Les 25 et 26 novembre 2010, le congrès “Route et Médecine 2010” a accueilli près de 400 professionnels de santé et acteurs de la route, parmi lesquels se trouvaient des médecins praticiens, des médecins agréés pour le contrôle de l'aptitude à la conduite, des médecins de prévention, des urgentistes (sapeurs-pompiers, SAMU ou services d'accueil des accidentés), ainsi que des acteurs de l'automobile, de la sécurité et du secours routiers.

Comment faire mieux?

Au cours de ce congrès, de nombreux gisements de sécurité routière ont été explorés, chacun étant susceptible d'améliorer les bilans de la sécurité routière en termes de morts et de blessés. On peut notamment citer:

  • les aptitudes médicales à la conduite;
  • l'apprentissage généralisé des gestes qui sauvent;
  • une information plus pertinente sur l'effet des médicaments;
  • le dépistage des risques de récidives d'accidents afibn de proposer des mesures préventives individualisées;
  • une meilleure utilisation des dispositifs de prévention de l'enfant;
  • le port du casque pour les cyclistes;
  • sans oublier d'autres thématiques déjà étudiées lors de précédentes manifestations, comme la conduite sous l'influence de l'alcool ou de drogues illicites, et l'endormissement au volant.

Route et médecine 2010: les nouveaux enjeux

Autour du thème “Acteurs de santé et trafic routier demain”, les conférences ont abordé aussi bien les enjeux de la nouvelle décennie que les questions liées à l'accidentologie routière (traumatologie, séquelles...), les aspects de prévention et de mobilité (voir les points listés ci-dessus). Et l'une des interventions a abordé de plein front la nécessité de former tous les citoyens avec un intitulé sans ambiguïté: “Intervention du premier témoin: sauver ou laisser mourir.” Pour l'Automobile-club médical de France, ce congrès marque le lancement d'une première action forte qu'il propose à la suite du rapport produit par l'académie nationale de médecine, dressant l'état préoccupant du secourisme en France. Ce rapport, paru en juin 2010 et intitulé “Secourisme en France, panorama, perspectives et propositions”, incite à promouvoir et à renforcer le rôle déterminant du premier témoin en lui donnant la formation nécessaire pour porter secours à son prochain, victime d'un malaise ou d'un accident.

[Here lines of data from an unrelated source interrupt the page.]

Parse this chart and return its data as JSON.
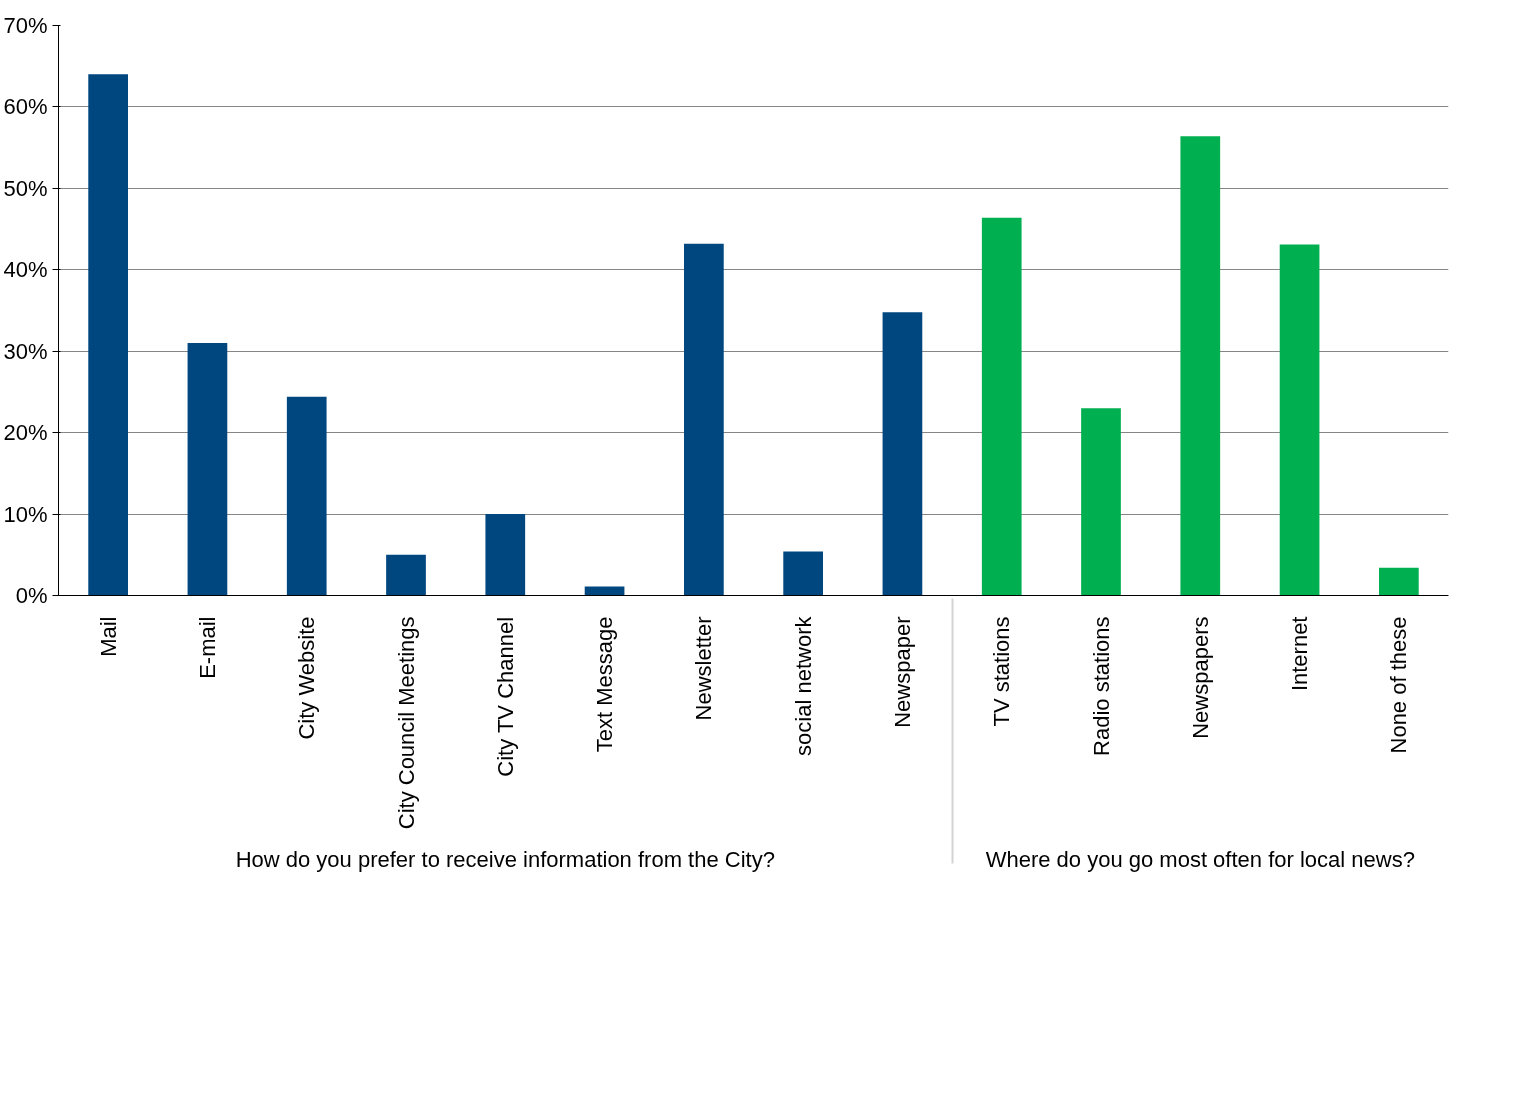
{
  "chart_data": {
    "type": "bar",
    "categories": [
      "Mail",
      "E-mail",
      "City Website",
      "City Council Meetings",
      "City TV Channel",
      "Text Message",
      "Newsletter",
      "social network",
      "Newspaper",
      "TV stations",
      "Radio stations",
      "Newspapers",
      "Internet",
      "None of these"
    ],
    "series": [
      {
        "color": "#00467f",
        "values": [
          64,
          31,
          24.4,
          5,
          10,
          1.1,
          43.2,
          5.4,
          34.8,
          null,
          null,
          null,
          null,
          null
        ]
      },
      {
        "color": "#00b050",
        "values": [
          null,
          null,
          null,
          null,
          null,
          null,
          null,
          null,
          null,
          46.4,
          23,
          56.4,
          43.1,
          3.4
        ]
      }
    ],
    "ylim": [
      0,
      70
    ],
    "yticks": [
      {
        "value": 0,
        "label": "0%"
      },
      {
        "value": 10,
        "label": "10%"
      },
      {
        "value": 20,
        "label": "20%"
      },
      {
        "value": 30,
        "label": "30%"
      },
      {
        "value": 40,
        "label": "40%"
      },
      {
        "value": 50,
        "label": "50%"
      },
      {
        "value": 60,
        "label": "60%"
      },
      {
        "value": 70,
        "label": "70%"
      }
    ],
    "annotations": [
      "How do you prefer to receive information from the City?",
      "Where do you go most often for local news?"
    ],
    "grid": "y"
  }
}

Apprendre à sauver son prochain

Profitant de la dynamique induite par la publication de ce rapport, l'Automobile-club médical de France souhaite mettre en place le contenu d'un programme d'initiation au secourisme dans le domaine des accidents de la route, sous la caution d'un comité d'experts. Un programme qui pourrait être dispensé notamment aux candidats au permis de conduire en complément de la formation de base. Chaque Français recevrait alors de sa première formation une sorte de “passeport secouriste” complété au fur et à mesure des étapes de la vie.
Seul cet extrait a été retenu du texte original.